Crane’s estate was never approached or consulted for Schrader’s movie project; Crane’s family loudly protested the movie’s insinuation that Crane was a church-going sadomasochist, among other things, as well as the film’s jumbled and inaccurate timeline of Crane’s life and death.

Paul Schrader himself admitted to the New York Times:

“My intent with Auto Focus is not to be true or definitive. People's actual lives are not really that interesting. And with Crane I wanted to get at something meaty. Otherwise, who cares?"

That’s where the clusterfuck began: Paul Schrader based the movie on Robert Graysmith’s 1993 book, “The Murder of Bob Crane,” and so depicted Crane’s work on Hogan’s Heroes strictly in terms of incidents described in the book, with no other input from Crane’s estate or the series producers. It was a bad move, crossing the line into slander, libel and property-rights infringement; but any attempt to tell Crane’s story without including Hogan’s Heroes would be futile, so Schrader went ahead with his project anyway.

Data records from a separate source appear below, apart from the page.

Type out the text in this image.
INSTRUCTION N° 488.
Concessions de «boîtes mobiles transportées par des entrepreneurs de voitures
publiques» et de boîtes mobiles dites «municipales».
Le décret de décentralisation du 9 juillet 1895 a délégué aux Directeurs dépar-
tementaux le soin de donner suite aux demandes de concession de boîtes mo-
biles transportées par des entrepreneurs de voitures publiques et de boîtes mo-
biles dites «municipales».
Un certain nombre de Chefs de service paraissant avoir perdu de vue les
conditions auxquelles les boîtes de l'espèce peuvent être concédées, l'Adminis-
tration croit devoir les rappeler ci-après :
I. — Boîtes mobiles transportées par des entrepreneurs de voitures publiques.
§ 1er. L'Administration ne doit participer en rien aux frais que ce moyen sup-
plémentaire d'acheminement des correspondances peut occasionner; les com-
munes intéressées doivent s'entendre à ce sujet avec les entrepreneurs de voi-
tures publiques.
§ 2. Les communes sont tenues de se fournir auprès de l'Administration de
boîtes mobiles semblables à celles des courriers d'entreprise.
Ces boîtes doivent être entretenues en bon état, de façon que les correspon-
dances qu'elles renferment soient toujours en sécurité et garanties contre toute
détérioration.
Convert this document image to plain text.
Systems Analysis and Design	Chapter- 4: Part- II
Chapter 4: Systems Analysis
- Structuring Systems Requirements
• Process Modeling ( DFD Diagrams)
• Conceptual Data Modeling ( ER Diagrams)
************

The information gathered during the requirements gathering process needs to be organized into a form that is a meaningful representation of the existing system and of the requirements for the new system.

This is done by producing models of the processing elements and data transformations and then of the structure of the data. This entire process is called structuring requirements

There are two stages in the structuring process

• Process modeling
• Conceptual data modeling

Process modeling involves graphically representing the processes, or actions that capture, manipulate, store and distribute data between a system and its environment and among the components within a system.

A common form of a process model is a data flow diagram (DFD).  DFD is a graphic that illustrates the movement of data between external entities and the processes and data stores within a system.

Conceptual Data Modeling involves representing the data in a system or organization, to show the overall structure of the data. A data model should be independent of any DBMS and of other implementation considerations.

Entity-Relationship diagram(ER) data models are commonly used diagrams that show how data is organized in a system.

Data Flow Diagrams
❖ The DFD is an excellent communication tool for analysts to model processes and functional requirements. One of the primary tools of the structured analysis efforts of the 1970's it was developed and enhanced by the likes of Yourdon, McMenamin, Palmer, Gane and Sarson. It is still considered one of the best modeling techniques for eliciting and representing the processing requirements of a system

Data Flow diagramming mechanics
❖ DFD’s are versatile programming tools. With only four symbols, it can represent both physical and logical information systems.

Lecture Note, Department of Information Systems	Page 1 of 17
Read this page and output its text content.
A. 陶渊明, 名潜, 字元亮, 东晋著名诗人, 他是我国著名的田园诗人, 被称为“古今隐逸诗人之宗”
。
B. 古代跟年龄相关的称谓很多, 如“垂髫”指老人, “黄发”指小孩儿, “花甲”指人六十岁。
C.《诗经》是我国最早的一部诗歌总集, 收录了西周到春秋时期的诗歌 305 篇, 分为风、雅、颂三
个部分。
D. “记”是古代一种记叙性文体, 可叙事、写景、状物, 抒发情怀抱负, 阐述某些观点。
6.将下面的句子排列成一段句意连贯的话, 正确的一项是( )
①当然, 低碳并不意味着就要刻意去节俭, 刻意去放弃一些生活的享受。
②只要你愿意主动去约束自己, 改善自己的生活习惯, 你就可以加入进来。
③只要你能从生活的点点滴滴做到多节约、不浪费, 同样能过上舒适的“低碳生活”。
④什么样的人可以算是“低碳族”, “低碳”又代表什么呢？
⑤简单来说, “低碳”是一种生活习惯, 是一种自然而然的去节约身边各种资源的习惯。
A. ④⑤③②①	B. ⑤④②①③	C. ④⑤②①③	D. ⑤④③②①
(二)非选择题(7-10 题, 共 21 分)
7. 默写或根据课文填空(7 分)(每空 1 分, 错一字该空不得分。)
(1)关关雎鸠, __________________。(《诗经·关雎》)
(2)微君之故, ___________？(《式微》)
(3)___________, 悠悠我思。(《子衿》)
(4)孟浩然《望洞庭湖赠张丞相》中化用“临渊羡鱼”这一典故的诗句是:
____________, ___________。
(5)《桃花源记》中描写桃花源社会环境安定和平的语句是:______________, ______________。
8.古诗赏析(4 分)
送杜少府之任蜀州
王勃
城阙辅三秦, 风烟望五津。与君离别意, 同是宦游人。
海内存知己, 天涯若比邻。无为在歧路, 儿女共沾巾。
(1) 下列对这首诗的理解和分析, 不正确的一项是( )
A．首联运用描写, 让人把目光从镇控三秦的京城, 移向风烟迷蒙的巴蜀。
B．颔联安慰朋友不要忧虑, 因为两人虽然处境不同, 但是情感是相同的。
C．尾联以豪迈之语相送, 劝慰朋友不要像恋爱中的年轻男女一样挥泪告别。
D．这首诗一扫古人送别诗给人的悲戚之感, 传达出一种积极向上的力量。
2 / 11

Yet, the finished film’s Hogan’s Heroes scenes seemed neutered and generic and not-at-all representative of a No.1 hit TV series, rather like a weak and amateur parody of the series that made Bob Crane a star. Even the TV series’ excellent instrumental theme song, Hogan’s Heroes March, was completely omitted from the film “Auto Focus,” making it more than obvious that Paul Schrader had run into a licensing brick wall during production.

What happened? Hogan's Heroes is still a highly protected universe, and original co-creator Al Ruddy now co-owns the rights to the plot, characters, and setting (along with co-creator Bernard Fein's widow). The rights to the original production were originally owned by Bing Crosby Productions and Rysher Entertainment.